To assemble your Eggs Benedict, use your favorite toasted bread or the traditional split English muffin on the bottom. Add Canadian bacon, or regular bacon, or (yum!) a crabcake. A slice of tomato or a leftover grilled veggie can be fabulous, too. Then add the poached egg and top with the sauce.

I read recently that while vinegar in the egg-poaching water makes the egg white seize together better, it also makes the egg white more tough. So this time I dared to do the unthinkable (the things I do for you), I poached them in plain water. Nothing else! They came out better than ever.

Lightened Up Hollandaise Sauce

3 large egg yolks
3/4 cup 2% plain Greek yogurt
1 1/2 teaspoons lemon juice
1/2 teaspoon Dijon or Horseradish mustard
1/2 teaspoon salt
1/8 teaspoon pepper
pinch sugar

4 tablespoons unsalted butter

Place all ingredients *except butter* in the top of a double boiler and whisk together. Bring the water underneath to a very slow boil. Cook, whisking constantly for 5-10 minutes until an instant thermometer reaches 145.

Remove from heat and stir in the butter. Keep warm, stirring occasionally, until ready to assemble the dish. Makes enough for 6-8 servings.

Toast or warm bread at this point.

Poached Eggs in Plain Water

Crack the eggs and place each one in a small heatproof bowl.

In a large pot, bring three inches of water to a very gentle boil.

Lower each little bowl about 1/2 inch into the water and turn to let the egg slip out. Repeat for each egg.

Cover the pot and cook (do not bother the eggs, no poking!) for 3 minutes. Remove from water with a slotted or pierced spoon.


Serve immediately.

(Note, 3 minutes is right for runny egg yolks, but they may not have reached a temperature high enough to kill salmonella or other bacteria.)


  1. wow, those eggs look professional!
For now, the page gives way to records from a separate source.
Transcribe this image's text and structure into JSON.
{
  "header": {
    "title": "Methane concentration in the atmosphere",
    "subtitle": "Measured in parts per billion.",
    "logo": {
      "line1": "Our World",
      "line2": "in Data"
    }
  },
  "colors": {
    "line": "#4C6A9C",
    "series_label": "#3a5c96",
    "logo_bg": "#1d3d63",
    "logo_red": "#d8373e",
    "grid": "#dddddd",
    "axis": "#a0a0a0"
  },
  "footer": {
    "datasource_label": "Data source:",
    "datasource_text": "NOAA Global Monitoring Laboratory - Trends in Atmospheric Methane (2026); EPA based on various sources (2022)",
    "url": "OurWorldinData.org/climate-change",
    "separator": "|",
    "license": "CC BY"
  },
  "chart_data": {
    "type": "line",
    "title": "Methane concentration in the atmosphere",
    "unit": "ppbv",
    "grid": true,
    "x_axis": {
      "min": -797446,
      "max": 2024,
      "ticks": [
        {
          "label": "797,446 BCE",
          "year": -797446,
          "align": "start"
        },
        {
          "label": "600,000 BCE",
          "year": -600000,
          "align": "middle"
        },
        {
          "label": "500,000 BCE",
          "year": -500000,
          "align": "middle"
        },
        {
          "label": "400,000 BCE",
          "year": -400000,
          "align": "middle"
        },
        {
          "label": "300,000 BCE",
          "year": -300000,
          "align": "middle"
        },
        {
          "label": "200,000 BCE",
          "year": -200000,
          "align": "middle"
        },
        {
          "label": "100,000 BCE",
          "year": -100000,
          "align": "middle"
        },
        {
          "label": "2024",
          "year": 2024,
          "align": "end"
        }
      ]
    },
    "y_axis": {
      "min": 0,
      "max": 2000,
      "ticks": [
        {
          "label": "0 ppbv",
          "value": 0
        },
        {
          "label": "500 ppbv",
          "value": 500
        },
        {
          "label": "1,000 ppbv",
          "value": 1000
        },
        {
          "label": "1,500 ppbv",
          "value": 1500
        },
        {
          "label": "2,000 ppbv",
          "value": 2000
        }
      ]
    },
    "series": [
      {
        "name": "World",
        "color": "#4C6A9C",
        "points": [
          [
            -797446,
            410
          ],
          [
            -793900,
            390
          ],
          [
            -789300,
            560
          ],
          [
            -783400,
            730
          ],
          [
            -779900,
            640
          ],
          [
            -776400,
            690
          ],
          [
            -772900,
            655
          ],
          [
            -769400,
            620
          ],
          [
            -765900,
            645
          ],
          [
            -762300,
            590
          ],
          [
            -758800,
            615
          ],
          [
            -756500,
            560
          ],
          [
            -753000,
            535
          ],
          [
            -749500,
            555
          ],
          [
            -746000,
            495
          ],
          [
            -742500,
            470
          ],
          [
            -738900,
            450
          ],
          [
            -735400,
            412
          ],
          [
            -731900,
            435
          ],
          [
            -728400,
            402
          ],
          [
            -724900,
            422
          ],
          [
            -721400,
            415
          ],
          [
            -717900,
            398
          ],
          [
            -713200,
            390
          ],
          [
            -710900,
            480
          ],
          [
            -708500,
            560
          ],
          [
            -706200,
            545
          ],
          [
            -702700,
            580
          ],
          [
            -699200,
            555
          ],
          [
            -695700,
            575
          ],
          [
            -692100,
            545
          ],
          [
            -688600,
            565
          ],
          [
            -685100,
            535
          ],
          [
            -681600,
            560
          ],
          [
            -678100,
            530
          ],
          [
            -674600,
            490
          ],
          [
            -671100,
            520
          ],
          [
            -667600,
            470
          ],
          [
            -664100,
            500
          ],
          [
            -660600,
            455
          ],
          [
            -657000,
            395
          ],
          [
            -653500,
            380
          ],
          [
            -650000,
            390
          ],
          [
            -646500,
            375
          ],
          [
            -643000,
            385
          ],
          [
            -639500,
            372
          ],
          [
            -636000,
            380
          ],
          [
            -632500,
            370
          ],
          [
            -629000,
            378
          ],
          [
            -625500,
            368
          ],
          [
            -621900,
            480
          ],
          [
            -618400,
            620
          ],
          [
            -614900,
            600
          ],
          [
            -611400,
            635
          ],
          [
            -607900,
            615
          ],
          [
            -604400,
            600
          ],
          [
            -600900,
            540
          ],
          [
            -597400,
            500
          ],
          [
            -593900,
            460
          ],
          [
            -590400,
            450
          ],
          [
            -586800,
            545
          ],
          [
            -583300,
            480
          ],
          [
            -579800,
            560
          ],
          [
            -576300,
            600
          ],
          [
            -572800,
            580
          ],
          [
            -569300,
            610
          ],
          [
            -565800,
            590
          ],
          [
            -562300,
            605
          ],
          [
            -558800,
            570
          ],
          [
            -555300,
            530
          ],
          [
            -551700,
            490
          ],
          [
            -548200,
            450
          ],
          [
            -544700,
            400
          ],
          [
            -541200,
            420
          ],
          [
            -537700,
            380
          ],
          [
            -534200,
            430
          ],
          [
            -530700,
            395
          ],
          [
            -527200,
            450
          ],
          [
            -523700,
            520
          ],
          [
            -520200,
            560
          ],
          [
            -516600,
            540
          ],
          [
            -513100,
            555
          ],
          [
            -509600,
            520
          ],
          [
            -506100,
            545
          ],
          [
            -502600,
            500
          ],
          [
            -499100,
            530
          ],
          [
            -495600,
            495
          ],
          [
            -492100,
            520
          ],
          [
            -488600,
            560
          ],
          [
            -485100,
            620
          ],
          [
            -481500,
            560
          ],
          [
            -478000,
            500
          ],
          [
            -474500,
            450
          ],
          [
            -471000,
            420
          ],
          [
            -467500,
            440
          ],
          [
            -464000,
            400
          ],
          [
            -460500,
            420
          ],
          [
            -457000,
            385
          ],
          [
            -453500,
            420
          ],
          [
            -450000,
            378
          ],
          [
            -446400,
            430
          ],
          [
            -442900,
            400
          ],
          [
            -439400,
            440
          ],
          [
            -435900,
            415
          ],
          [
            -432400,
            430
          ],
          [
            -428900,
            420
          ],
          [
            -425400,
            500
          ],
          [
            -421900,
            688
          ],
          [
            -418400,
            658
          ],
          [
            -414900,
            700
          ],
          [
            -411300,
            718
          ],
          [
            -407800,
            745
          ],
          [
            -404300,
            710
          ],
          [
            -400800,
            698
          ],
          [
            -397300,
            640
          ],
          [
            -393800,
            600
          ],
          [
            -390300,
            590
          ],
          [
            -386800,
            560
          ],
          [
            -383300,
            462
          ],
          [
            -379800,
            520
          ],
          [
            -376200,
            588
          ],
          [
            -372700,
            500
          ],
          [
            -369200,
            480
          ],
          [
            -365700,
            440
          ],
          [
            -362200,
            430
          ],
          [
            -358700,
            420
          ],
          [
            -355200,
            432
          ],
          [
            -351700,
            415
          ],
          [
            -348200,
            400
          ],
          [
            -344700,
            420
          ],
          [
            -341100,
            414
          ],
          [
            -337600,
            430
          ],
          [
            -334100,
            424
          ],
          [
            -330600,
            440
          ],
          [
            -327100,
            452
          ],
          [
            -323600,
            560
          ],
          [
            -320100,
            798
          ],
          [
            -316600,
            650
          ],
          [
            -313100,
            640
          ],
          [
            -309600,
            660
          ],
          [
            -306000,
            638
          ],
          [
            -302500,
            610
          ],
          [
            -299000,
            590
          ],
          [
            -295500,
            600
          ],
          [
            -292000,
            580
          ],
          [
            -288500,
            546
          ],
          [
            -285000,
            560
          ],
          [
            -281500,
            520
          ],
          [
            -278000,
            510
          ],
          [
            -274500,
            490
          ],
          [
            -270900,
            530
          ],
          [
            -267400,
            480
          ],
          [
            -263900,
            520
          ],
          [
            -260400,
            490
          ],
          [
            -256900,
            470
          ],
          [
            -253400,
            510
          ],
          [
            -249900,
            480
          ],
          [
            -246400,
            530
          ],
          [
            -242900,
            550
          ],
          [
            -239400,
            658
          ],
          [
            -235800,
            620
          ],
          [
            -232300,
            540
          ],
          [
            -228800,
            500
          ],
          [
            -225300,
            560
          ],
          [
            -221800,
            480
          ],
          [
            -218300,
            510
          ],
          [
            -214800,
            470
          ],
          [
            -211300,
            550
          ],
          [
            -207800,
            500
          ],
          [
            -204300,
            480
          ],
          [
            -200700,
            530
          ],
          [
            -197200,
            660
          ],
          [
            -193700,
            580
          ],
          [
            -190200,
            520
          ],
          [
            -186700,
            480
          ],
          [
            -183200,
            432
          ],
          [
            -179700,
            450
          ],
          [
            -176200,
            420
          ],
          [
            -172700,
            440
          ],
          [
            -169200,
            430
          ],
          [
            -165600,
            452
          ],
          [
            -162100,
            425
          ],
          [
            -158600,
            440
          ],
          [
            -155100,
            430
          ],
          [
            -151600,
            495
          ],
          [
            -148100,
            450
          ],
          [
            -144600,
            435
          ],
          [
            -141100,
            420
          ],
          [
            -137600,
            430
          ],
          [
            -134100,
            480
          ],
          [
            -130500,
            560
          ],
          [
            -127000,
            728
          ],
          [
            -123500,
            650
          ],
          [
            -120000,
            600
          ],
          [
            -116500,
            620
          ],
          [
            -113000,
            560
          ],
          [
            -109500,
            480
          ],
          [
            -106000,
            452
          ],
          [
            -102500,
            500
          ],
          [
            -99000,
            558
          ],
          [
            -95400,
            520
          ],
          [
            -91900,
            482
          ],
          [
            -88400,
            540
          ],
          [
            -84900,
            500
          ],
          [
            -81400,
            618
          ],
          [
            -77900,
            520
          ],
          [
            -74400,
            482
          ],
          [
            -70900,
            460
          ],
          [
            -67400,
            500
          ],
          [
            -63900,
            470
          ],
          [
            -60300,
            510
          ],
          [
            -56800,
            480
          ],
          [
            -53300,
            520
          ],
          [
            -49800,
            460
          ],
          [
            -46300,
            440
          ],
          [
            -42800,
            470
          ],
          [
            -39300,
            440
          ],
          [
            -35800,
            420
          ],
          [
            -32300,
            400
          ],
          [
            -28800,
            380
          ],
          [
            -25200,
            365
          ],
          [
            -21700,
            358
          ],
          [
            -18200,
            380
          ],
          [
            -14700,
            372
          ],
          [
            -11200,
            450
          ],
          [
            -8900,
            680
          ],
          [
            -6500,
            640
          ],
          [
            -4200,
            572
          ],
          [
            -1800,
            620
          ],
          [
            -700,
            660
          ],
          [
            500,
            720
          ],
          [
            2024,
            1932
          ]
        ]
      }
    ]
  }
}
I will have to try this...

    1. I've also heard that fresher eggs poach better. Try eggs from your farmer's market, Lucy.


  2. (Echoing Lucy) Your eggs look absolutely perfect, Krista! I'm also a fan of Greek yogurt, and I love this lighter take on Hollandaise sauce. I'll bet this will be delicious on steamed broccoli or lightly sautéed asparagus spears. Thanks for sharing, and have a great week.

    1. I think you're right, Cleo. In fact, one of the side benefits that I realized today is that the leftover sauce doesn't get hard. In fact, it's a beautiful spreading consistency, sort of like a mustard-spiced mayonnaise. Delicious on a sandwich.


  3. Wow, Krista. I love Hollandaise sauce and had no idea it was hard to make. What fun to have a "lite" version. And yes, your eggs looks positively professional.

    Can't wait for your new DIVA FROSTS A CUPCAKE. Just a couple of weeks. Yum!

    Daryl / Avery

    1. Daryl, maybe it's just hard for *me* to make! If you get it the slightest bit too warm or add the butter too fast it curdles into horrible globs. I usually make it with a house full of friends milling around, so maybe I just don't pay enough attention, but I find it tricky.


  4. Great to have an alternative.
    I had some lovely eggs "Benedict" at a place in Maine. Instead of bacon, they used homemade corn beef (shreds of meat not diced). Nice.

    1. That's an interesting change. I can imagine that it was great!


  5. I'm a sucker for eggs Benedict, and I can't wait to try this - and no, Krista, you're not the only one who finds hollandaise tricky. In fact, so far, I've found it impossible. I am a very good cook, and nothing has ever been beyond my abilities - but for some reason, I have never yet successfully made hollandaise. I suspect I've made a different mistake every time. I will eventually master it, but I'm certainly going to try this version!